Наш друг-ирландец везет нас на «гейторе»[5]

посидеть среди них. Всюду пары

лошадок пока еще подпирают друг дружку, пока еще трутся носами

и все новое им интересно.

2

Две лошади, кобылы на пенсии, разделенные

сдвижной дверью конюшни, трутся носами.

Ни одна больше не зажеребеет,

их дело теперь – просто быть лошадью. Порой,

впрочем, они льнут друг к дружке, находят подругу

и ржут всю ночь, чтоб ту подругу

освободили. Носы сквозь ворота

соприкасаются и едва ли не слышно:

Всё ль хорошо? Всё ль хорошо?

3

Мне никогда не быть матерью.

Вот и все. Вот и вся мысль.

Можно сказать, она возвращается ко мне, когда смотрю на лошадей.

Что правда.

Но можно сказать, что она меня навестила,

пока над нами кружили, кружили ласточки,

что-то насчет того мифа об их хвостах,

как боги карают за щедрость.

Но не слишком ли это? Я повидала кобылу

с ее жеребенком, а следом много кобыл

со многими жеребятами, и думала попросту:

Мне никогда не быть матерью.

4

Один жеребенок кусачий, глаз да глаз

за ним, когда он скалит зубы и тянется

к мягкому месту. Он смекалист, ногаст

и прет на меня прямиком, словно его направляет

некое большее тяготение, а я стою

крепко, выставляю руку вперед, тру

продолговатую белую метку на лбу у него,

нежностью заглушаю его потребность кусаться.
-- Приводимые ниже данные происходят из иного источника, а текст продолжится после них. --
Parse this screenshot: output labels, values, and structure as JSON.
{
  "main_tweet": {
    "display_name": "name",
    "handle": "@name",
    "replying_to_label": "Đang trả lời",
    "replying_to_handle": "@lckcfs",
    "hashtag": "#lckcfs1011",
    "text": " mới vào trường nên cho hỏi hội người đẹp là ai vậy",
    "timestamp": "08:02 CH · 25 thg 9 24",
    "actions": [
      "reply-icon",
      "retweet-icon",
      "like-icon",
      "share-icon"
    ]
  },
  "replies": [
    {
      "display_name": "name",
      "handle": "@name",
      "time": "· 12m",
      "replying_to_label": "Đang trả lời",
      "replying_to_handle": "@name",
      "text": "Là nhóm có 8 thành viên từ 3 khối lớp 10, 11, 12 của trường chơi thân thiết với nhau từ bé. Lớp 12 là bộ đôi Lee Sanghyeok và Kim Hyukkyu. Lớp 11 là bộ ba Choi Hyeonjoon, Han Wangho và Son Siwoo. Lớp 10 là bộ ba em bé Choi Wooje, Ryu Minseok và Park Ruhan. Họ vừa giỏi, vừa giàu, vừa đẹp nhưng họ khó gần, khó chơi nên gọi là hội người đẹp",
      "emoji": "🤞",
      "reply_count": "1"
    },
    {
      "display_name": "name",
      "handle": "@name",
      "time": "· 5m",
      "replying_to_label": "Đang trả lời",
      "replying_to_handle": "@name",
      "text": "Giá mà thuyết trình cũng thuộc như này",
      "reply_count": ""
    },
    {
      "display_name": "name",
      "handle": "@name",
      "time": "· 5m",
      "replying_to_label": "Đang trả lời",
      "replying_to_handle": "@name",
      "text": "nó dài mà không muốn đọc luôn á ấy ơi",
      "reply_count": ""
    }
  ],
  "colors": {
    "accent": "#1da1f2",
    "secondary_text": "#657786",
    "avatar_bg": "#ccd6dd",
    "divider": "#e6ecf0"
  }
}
Люблю его эгоизм, наш с ним эгоизм,

мы с ним друг друга испытываем, ласточки

всюду вокруг нас. То и дело

зубы его настигают меня, он хочет

чему-то меня научить, достать меня

там, где больно.

Не самое печальное на свете

Весь день я чувствую некий зуд

под воротником, стеснение жизнью. Пишу

дату вверху письма, хотя

никто последнее время не пишет год,

я год пишу, похоже, год этот

писать надо, громадный, круглый и жуткий.